DURHAM, New Hampshire—This morning, economic research firm e-forecasting.com in conjunction with Smith Travel Research announced HIP hit another bump in November.
After edging down 0.1 percent in October, HIP went down 1.8 percent in November. HIP, the Hotel Industry's Pulse index, is a composite indicator that gauges business activity in the U.S. hotel industry in real-time, similar to a GDP measure for the industry. The latest monthly change brought the index to a reading of 79.9. The index is set to equal 100 in 2000.
Looking at HIP's six-month growth rate, which historically has signaled turning points in U.S. hotel business activity, HIP’s growth rate worsened from the previous month, with a reading of negative 9.3 percent compared with negative 8.7 percent in October. As a benchmark, March had been the worst month of the cycle when the six-month growth rate hit negative 23.4. This compares with a long-term annual growth rate of 3.2 percent, the same as the 38-year average annual growth rate of the industry's gross domestic product.

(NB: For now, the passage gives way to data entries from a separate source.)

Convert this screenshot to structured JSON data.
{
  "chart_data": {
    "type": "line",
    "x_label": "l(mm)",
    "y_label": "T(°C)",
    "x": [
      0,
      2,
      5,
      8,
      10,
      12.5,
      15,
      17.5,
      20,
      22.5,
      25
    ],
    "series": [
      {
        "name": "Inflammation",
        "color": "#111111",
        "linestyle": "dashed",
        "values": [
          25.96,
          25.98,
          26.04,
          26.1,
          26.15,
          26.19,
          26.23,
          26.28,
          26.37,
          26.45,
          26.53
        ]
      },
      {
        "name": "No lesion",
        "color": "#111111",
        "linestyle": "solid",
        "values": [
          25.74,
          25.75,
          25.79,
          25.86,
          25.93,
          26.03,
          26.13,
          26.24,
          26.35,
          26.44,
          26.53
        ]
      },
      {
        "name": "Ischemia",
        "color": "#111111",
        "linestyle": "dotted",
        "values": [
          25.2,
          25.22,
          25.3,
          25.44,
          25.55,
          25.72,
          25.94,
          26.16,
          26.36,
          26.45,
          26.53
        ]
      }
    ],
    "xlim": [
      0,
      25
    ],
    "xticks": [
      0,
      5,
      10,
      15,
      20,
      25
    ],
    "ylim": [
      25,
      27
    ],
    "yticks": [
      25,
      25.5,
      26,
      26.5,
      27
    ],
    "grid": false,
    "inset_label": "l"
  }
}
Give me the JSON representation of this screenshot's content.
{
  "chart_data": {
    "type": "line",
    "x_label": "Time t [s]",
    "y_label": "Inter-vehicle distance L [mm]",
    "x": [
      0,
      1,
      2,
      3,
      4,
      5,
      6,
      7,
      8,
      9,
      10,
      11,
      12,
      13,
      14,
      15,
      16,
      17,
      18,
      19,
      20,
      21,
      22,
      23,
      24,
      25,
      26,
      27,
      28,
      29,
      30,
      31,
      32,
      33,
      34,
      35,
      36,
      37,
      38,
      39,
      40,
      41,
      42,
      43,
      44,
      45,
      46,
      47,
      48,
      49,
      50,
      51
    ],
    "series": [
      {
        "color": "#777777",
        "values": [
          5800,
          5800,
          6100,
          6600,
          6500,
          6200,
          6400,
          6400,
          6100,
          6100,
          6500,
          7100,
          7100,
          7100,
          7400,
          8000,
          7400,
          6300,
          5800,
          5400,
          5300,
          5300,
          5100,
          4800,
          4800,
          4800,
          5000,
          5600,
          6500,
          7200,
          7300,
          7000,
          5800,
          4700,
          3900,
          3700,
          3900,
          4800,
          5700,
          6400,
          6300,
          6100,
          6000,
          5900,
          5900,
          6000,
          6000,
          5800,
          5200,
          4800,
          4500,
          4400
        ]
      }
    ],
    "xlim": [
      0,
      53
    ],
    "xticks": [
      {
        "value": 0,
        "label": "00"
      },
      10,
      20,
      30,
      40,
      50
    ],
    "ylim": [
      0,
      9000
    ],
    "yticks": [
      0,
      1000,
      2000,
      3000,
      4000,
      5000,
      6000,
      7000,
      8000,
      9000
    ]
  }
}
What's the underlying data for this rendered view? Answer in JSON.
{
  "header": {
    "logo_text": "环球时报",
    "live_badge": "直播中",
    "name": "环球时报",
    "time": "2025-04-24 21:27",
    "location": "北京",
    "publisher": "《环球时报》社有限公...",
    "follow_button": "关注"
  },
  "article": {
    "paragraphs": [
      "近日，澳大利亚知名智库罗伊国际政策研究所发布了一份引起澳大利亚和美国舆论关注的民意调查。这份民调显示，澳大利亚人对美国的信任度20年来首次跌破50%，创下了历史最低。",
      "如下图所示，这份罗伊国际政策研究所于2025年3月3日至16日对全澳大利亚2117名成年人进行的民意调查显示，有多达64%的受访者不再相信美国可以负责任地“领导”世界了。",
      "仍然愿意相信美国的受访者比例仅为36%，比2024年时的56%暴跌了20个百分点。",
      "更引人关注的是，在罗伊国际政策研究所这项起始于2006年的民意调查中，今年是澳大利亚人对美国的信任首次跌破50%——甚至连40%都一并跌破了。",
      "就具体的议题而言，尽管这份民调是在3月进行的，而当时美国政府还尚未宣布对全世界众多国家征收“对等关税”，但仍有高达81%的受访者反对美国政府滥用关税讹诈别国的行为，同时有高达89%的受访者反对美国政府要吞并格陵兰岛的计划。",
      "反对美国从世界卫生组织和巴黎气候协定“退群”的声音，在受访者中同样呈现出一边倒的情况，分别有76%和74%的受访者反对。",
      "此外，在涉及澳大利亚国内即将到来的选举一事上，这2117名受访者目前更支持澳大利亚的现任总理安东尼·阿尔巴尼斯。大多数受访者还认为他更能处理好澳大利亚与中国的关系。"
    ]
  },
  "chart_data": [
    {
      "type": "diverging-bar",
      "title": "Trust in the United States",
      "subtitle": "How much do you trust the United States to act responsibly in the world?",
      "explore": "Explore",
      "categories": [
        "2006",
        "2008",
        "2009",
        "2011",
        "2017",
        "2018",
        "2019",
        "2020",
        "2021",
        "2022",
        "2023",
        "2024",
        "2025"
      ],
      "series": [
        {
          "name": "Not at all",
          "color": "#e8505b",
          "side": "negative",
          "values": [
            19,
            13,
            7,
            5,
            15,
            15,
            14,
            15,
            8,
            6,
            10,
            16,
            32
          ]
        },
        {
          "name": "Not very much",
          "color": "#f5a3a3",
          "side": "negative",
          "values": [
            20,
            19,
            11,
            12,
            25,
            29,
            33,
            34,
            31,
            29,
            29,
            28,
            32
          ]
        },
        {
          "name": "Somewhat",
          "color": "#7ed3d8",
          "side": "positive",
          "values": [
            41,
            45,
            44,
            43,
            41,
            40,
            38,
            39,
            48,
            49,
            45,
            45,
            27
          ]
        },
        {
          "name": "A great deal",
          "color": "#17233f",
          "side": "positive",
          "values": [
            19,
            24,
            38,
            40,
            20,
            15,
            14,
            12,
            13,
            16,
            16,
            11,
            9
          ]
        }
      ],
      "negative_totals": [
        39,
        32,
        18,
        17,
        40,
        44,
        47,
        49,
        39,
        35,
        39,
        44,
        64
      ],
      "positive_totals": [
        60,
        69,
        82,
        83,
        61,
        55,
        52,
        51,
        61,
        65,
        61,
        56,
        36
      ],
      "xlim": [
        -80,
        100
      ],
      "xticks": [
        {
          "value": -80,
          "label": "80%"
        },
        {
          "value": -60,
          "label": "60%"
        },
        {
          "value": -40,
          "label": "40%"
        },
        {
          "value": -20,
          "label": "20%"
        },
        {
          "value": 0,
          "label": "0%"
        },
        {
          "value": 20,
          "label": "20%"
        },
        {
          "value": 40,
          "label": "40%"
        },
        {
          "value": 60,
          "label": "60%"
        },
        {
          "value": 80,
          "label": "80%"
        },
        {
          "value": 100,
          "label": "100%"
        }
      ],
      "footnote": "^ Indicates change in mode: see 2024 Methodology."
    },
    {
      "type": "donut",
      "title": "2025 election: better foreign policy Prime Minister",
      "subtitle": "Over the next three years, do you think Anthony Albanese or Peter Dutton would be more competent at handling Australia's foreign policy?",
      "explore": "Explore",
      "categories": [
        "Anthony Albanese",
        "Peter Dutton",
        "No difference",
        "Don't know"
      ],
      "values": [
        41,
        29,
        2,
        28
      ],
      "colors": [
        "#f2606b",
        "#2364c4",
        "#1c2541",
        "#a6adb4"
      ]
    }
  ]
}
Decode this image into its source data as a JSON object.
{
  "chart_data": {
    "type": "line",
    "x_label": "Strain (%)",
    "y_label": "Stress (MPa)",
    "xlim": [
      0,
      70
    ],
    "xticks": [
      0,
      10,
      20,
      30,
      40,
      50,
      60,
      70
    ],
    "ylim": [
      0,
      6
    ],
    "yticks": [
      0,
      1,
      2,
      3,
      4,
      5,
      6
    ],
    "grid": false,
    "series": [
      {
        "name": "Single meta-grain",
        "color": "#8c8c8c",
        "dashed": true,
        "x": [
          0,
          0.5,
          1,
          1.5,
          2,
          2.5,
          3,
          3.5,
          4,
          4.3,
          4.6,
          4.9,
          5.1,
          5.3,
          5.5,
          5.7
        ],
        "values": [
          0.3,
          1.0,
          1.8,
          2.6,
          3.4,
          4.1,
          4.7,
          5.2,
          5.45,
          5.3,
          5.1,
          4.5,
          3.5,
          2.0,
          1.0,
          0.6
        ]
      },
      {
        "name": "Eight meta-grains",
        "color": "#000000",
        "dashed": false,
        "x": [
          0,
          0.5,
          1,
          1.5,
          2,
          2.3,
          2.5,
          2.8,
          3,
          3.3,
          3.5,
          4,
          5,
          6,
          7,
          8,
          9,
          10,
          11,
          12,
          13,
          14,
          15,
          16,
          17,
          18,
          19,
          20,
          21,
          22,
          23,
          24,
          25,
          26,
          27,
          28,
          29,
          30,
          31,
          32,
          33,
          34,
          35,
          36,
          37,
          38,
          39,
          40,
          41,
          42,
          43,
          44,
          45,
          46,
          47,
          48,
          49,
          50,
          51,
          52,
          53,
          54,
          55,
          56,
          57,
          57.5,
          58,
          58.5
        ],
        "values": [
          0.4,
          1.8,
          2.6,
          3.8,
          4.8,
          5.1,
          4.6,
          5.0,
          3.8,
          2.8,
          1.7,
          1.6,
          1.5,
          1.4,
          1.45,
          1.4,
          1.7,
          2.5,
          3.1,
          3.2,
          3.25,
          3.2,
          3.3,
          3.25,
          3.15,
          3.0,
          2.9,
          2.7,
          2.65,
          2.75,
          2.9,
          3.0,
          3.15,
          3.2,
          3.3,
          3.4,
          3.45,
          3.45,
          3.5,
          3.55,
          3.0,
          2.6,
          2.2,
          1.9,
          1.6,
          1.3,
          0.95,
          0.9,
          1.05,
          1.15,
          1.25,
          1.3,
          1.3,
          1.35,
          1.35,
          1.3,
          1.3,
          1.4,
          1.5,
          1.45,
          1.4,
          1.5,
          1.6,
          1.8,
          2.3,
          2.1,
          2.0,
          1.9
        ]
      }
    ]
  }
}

“As noted last month, what we are seeing now is that the hotel industry recovery has gone flat. It seems that the industry, although we are not seeing major declines again yet, is leveling out at very low levels,” commented Maria Simos, CEO of e-forecasting.com.
Chad Church, industry research manager at STR noted, “Although November demand performance was affected by calendar comparisons to 2008, the revenue input continues to drag the HIP index in negative territory. Discounting and the subsequent revenue losses are primarily to blame for this month’s result.” There were only eight weekend days in November 2009 compared to nine weekend days in 2008. The probability of business expansion was lower in November, recorded at 44.7 percent, nearly half the 87.3 percent reading in October.
HIP is a hotel industry indicator which was created to fill the void of a real-time monthly indicator for the hotel industry that captures current conditions. What the indicator does is provide useful information about the timing and degree of the industry’s linking with the U.S. business cycle for the last 40 years. Simply put, it tracks monthly overall business conditions in the industry, like an industry GDP, and points in a timely way to the changes in direction from growth to recession or vice versa.
The composite indicator is made with the following components: revenues from consumers staying at hotels and motels adjusted for inflation, room occupancy rate and hotel employment, along with other key economic factors which influence hotel business activity.